Jay knew better than to complain. He snatched the red ticket from the boss's counter and stomped out into the garage. Actually, he thought, a six-day trip up to Copernicus and back might not be so bad. Away from the tourists and the boss and the rest of the world for nearly a week.

Out in the wilderness, where there isn't a blade of grass or a puff of air or even a sound—alone.

Except for some Earthside VIP. A part of Jay's mind wondered who he might be. Somebody I used to know?

The thought sent a wash of sudden terror through him. No, it couldn't be. The boss just picked me out of the computer.

She knows I like to be left alone. She's trying to do me a favor.

Still, the thought that this VTP might be someone from his former life, someone from his father, even, scared him so much his stomach felt sick.

When he saw who it was, he relaxed—then tensed again.

It was a woman, a petite snub-nosed redhead who looked too young, too tiny and almost childlike, to be a Very Important Person. But when Jay got close enough to see her brown eyes clearly, he recognized the kind of no-nonsense drive and determination he had seen in others: his father, his former commanding officer, the grim-faced men who had led him into treason and disgrace and banishment.

She was waiting for him by the bus, in the midst of the noisy, clanging garage. She wore dark maroon coveralls, almost the color of Burgundy wine. No dangling zipper pulls. A small slate-gray duffel bag hung from one shoulder.

"Are you my driver?" she asked Jay.

"I'm the driver."

He was nearly a foot taller than she, and he judged that they were roughly the same age: middle twenties. Jay had not bothered to shave that morning, and he suddenly felt grimy and unkempt in her level stare. She didn't have much of a figure. Her mouth was turned down slightly at the comers.

"Okay, then," she said. "Drive."

He popped the hatch and stood beside it as she climbed the metal steps slowly, uncertain of herself in the low lunar gravity. Jay took the six rungs in one jump and ducked into the shadowy interior of bus 301.

On the outside, 301 looked like any other heavily used tour bus: its bright yellow anodized hull had been dulled by exposure to vacuum and the hard radiation that drenches the lunar surface. There were dents here and there and a crusting of dust along the wide tracks. The crescent and human figure of its stylish Moonbase logo was the only fresh bit of color on its bodywork. Management saw to that.

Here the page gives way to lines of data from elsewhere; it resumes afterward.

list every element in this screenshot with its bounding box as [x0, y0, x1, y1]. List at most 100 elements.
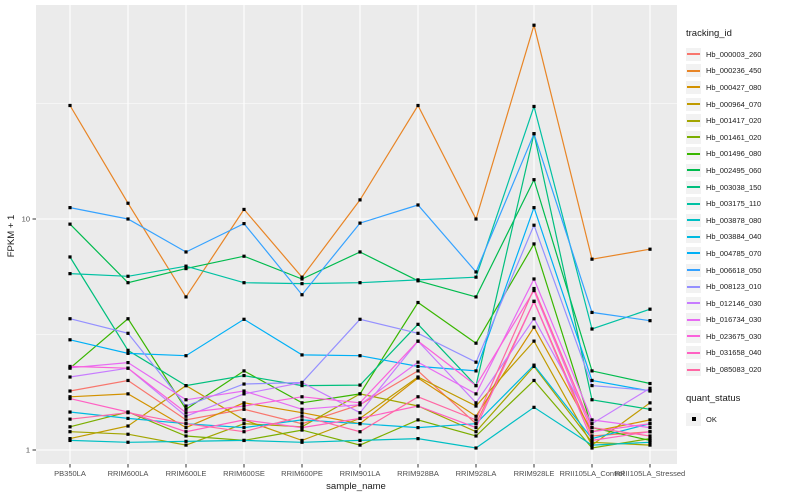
data-point [474, 414, 478, 418]
x-tick-label: RRII105LA_Stressed [615, 469, 685, 478]
data-point [532, 23, 536, 27]
data-point [68, 395, 72, 399]
data-point [532, 104, 536, 109]
data-point [126, 331, 130, 335]
data-point [474, 217, 478, 221]
data-point [416, 203, 420, 207]
legend-item-label: Hb_004785_070 [706, 248, 762, 258]
data-point [184, 354, 188, 358]
data-point [416, 339, 420, 343]
data-point [126, 392, 130, 396]
legend-key-line [687, 119, 700, 122]
data-point [68, 364, 72, 369]
data-point [590, 434, 594, 438]
data-point [358, 317, 362, 321]
legend-key-swatch [686, 363, 701, 377]
data-point [242, 392, 246, 396]
legend-key-line [687, 285, 700, 288]
legend-quant-block: quant_status OK [686, 393, 798, 428]
data-point [242, 222, 246, 226]
legend-item-Hb_031658_040: Hb_031658_040 [686, 345, 798, 362]
data-point [648, 319, 652, 323]
data-point [358, 403, 362, 407]
legend-key-swatch [686, 346, 701, 360]
data-point [68, 222, 72, 226]
data-point [648, 443, 652, 447]
data-point [358, 401, 362, 405]
data-point [184, 426, 188, 430]
data-point [474, 426, 478, 430]
data-point [242, 207, 246, 212]
data-point [68, 375, 72, 379]
data-point [532, 286, 536, 291]
data-point [416, 322, 420, 326]
data-point [68, 272, 72, 276]
legend-item-Hb_006618_050: Hb_006618_050 [686, 262, 798, 279]
data-point [532, 325, 536, 329]
legend-key-swatch [686, 263, 701, 277]
data-point [648, 422, 652, 426]
data-point [590, 443, 594, 447]
data-point [532, 223, 536, 227]
legend-key-line [687, 252, 700, 255]
data-point [242, 418, 246, 422]
legend-key-swatch [686, 280, 701, 294]
data-point [300, 426, 304, 430]
data-point [532, 242, 536, 246]
data-point [300, 380, 304, 385]
data-point [648, 307, 652, 311]
data-point [532, 288, 536, 293]
data-point [474, 392, 478, 396]
legend-key-line [687, 219, 700, 222]
legend-item-label: Hb_000964_070 [706, 99, 762, 109]
data-point [358, 383, 362, 387]
data-point [184, 250, 188, 254]
data-point [358, 443, 362, 447]
legend-item-label: Hb_016734_030 [706, 315, 762, 325]
data-point [532, 317, 536, 321]
data-point [474, 404, 478, 408]
legend-item-Hb_000003_260: Hb_000003_260 [686, 46, 798, 63]
data-point [242, 369, 246, 373]
legend-item-Hb_003175_110: Hb_003175_110 [686, 195, 798, 212]
data-point [126, 432, 130, 436]
legend-key-swatch [686, 47, 701, 61]
data-point [358, 354, 362, 358]
data-point [126, 348, 130, 352]
data-point [474, 430, 478, 434]
x-axis-title: sample_name [326, 481, 386, 492]
legend-key-line [687, 186, 700, 189]
data-point [184, 422, 188, 426]
data-point [68, 317, 72, 321]
data-point [416, 375, 420, 379]
legend-item-label: Hb_003175_110 [706, 199, 761, 209]
legend-item-Hb_001417_020: Hb_001417_020 [686, 112, 798, 129]
legend-item-label: Hb_000236_450 [706, 66, 762, 76]
legend-item-label: Hb_003884_040 [706, 232, 762, 242]
data-point [590, 310, 594, 315]
data-point [242, 404, 246, 408]
data-point [532, 132, 536, 136]
legend-key-swatch [686, 246, 701, 260]
data-point [300, 395, 304, 399]
quant-key-swatch [686, 412, 701, 426]
legend-key-swatch [686, 80, 701, 94]
data-point [68, 438, 72, 443]
data-point [184, 384, 188, 388]
data-point [126, 351, 130, 355]
legend-key-swatch [686, 213, 701, 227]
data-point [242, 407, 246, 411]
data-point [300, 407, 304, 411]
data-point [242, 422, 246, 426]
filled-square-point-icon [691, 417, 696, 422]
legend-key-swatch [686, 313, 701, 327]
data-point [416, 278, 420, 282]
data-point [648, 437, 652, 441]
data-point [474, 369, 478, 373]
data-point [590, 437, 594, 441]
data-point [300, 401, 304, 405]
data-point [126, 360, 130, 365]
data-point [474, 360, 478, 364]
data-point [648, 438, 652, 443]
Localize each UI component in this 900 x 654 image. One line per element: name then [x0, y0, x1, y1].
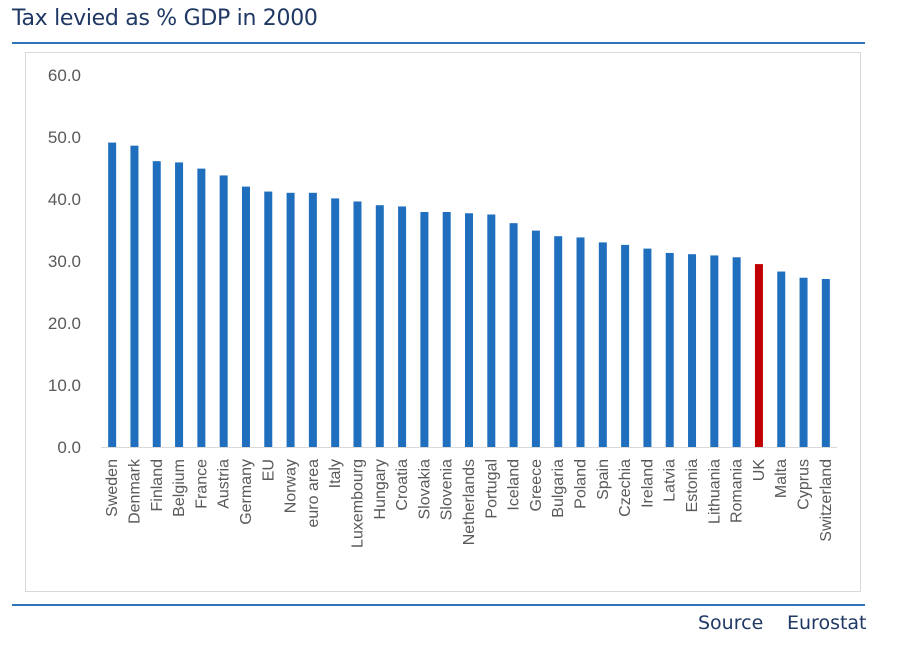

Inside, though, 301 had been fitted out for a long excursion: the seats removed and a pair of sleeping units installed, each with its own bathroom facilities. The galley was forward, closest to the cab, and the air lock and pressure suits at the rear by the hatch. Jay would have preferred it the other way around, but he had no say in the design of the bus or its interior layout.

Without a word to his passenger, he pushed past her and slid into the driver's seat. With one hand he slipped the comm headset over his thick dark hair, while with his other he tapped the control board keys, checking out the bus's systems displays. He got his route clearance from the transit controllers and started up the engines.

The bus lumbered forward slowly, the thermionic engines purring quietly, efficiently. Jay felt his passenger's presence, standing behind and slightly to one side of him, as he steered along the lighted path through the busy garage and out to the massive air lock.

She slipped into the right-hand seat as he went down the final checklist with the controllers. The inner air-lock hatch closed behind them; Jay thought she tensed slightly at the muted thump when the massive steel doors sealed themselves shut.

Pumps whined to life, their noisy clattering diminishing like a fading train whistle as the air was sucked out of the big steel-walled chamber.

"You're cleared for excursion, 301," he heard in his earphone, "Three-oh-one, on my way," he muttered.

The controller's voice lightened. "Have fun. Jay. Six nights with a redhead, wow!" He chuckled.

Jay said nothing, but shot a quick sidelong glance at his passenger. She could not hear the controller, thank the gods.

The air lock's outer hatch slid open slowly, revealing the desolate splendor of the Sea of Clouds. It was night, and would be for another sixty hours. But the huge blue globe of Earth hung in the sky, nearly full, shining so brilliantly that there was no true darkness.